テイトメー サカサマサカサ3章/只野空気

あらすじ

 テーマパークを訪れた一同。思いのまま遊び、観覧車に美穂たちと乗ったところ、停電で停止してしまう。祐斗はまた「あーちゃん」のことを思い出す。
 途中で眠ってしまった美穂は、いつのまにか自室で眠っていた。目が覚めると恋がそばにいて、祐斗のことが好きだと打ち明けられる。
 そして美穂は学校を休み、祐斗は先生から手紙を美穂の家へ届けるよう頼まれる。そこで祐斗は、美穂の弟・大河が登校拒否していることを知る。祐斗がお粥とウサギの林檎をつくると、美穂はおいしそうに食べるのだった。
 その帰路で男に絡まれていた西条赤を助け、祐斗は返り討ちに遭う。
 そして修学旅行が近くなった頃、祐斗はふと美穂にウサギの林檎のことを訊ねる。それは「あーちゃん」の好きなものだった……




テイトメー

 本章の目玉は、テーマパークと美穂の弟・大河のことである。
 テーマパークの話では皆で遊ぶだけではなく、恋が祐斗を好きだということが露見する。美穂は祐斗を「好きじゃない」と云おうとするが、なぜか言葉にできなかった。美穂の心情の変化が見てとれる。
 そして大河の不登校は、姉の美穂にとっては自責の理由になっている。ここでも「あーちゃん」の影が見え隠れする。随所に「あーちゃん」へと続く伏線が配置されている。
 このなかでも物語の中核といえるのは、美穂の心情の変化だろう。

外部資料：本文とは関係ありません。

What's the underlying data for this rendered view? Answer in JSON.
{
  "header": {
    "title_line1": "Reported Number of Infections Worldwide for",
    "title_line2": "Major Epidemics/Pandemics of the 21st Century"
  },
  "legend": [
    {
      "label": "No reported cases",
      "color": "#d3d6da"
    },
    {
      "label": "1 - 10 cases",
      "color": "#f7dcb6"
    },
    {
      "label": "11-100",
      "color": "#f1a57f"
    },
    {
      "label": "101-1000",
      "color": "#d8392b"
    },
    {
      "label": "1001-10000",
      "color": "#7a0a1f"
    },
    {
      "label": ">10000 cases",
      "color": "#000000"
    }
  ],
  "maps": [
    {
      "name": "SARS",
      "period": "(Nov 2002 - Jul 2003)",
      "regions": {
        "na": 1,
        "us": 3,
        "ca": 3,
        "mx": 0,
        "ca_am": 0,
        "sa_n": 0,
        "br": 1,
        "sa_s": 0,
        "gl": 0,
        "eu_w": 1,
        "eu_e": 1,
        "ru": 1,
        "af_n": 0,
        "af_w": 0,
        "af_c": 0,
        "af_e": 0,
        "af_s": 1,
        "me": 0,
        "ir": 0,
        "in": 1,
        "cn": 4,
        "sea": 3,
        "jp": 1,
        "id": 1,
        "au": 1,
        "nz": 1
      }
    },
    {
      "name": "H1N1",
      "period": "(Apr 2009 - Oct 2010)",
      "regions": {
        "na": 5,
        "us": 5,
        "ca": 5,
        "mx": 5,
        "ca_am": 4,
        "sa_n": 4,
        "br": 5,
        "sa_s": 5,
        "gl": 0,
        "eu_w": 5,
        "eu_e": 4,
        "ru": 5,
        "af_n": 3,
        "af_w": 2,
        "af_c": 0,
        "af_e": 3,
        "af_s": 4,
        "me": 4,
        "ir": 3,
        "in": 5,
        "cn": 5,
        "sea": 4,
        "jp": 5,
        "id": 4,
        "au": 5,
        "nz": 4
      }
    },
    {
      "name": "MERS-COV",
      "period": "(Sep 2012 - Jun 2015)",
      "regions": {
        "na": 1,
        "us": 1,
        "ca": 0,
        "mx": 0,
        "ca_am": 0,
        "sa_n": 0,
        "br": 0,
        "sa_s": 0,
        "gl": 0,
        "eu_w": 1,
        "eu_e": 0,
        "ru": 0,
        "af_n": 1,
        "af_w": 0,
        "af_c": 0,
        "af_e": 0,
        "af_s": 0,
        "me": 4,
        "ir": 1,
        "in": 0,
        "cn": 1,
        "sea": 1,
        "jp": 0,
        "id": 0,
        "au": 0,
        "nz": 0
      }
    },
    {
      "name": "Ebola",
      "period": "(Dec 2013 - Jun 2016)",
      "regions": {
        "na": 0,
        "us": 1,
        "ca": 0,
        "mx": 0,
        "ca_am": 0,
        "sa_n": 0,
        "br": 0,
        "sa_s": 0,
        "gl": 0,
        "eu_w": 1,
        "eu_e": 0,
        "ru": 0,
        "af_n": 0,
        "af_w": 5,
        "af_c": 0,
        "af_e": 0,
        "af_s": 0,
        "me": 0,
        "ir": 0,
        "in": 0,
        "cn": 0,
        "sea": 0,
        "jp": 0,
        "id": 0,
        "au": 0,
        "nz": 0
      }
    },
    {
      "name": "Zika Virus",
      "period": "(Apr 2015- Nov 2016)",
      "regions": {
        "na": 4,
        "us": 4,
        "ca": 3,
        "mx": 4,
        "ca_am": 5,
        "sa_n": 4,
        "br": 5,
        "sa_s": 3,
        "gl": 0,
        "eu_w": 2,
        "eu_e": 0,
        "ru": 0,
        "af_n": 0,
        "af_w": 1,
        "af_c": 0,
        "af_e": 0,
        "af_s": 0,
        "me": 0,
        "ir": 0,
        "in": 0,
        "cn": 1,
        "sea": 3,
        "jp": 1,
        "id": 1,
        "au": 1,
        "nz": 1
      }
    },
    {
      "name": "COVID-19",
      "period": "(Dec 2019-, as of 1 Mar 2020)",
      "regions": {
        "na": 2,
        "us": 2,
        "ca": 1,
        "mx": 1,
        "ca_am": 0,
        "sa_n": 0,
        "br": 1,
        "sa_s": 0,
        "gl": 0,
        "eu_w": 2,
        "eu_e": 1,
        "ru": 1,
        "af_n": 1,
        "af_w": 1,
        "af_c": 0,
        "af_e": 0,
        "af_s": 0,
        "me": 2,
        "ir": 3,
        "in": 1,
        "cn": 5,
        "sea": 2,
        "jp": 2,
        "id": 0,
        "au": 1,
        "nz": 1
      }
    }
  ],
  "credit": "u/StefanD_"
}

当初は嫌っていた祐斗のことを、それほど嫌がってはいない。少しずつではあるが、兆しが見えてきているようだ。

オンヌ

 ハーレムです。そうなのです、ハーレムです。ハーレムであることが問題なのではなく、理由なきハーレムが問題なのです。なぜ祐斗はこんなにも愛されるのでしょう? 絶チルであるならば、「エスパーを認め、ノーマルと隔てずに接してくれた人」として理由があります。僕は「ハルヒ」に於いても、ハーレムに至る決定的な理由を見出せずにいます。キョンキョンであるから好かれているのではなく、”主人公”であるから好かれるのと同様に、本作でも”主人公”であるから愛されるという構図であるように思います。さて、章の始めに遊園地へ行く話があるが、そこで恋・可憐・花梨が登場する。この3人は名前の音が似ていて、レン(REN)・カレン(KAREN)・カリン(KARIN)とラ行+ンという音で構築されています。本来こういう名前のつけ方は、区別を煩雑にするためあまりよくない。だが、漢字のおかげか、とくにこの場合はそうでもないようです。本章もあらすじに概略するのが難しいものでした。たとえば18話は、美穂の家に行くというイベントの残滓(ウサギの林檎の話題を持ち出したいだけ)と、修学旅行があるという伏線を張るという2点のみに集約されるようで、これほどのスペースを割くというものではないように思います。ところどころに伏線があるようなので冗長とまでは云いませんが、削れるが削らない部分が多いと感じました。これは以前から少し感じていたことですが、プロに近いほど「文節に意味がある」ように思います。ここでいう文節とは、「改行とインデントを施す」ことが次の節に移るということで、インデントごとに節があると見なしていただければわかりやすいかと思います。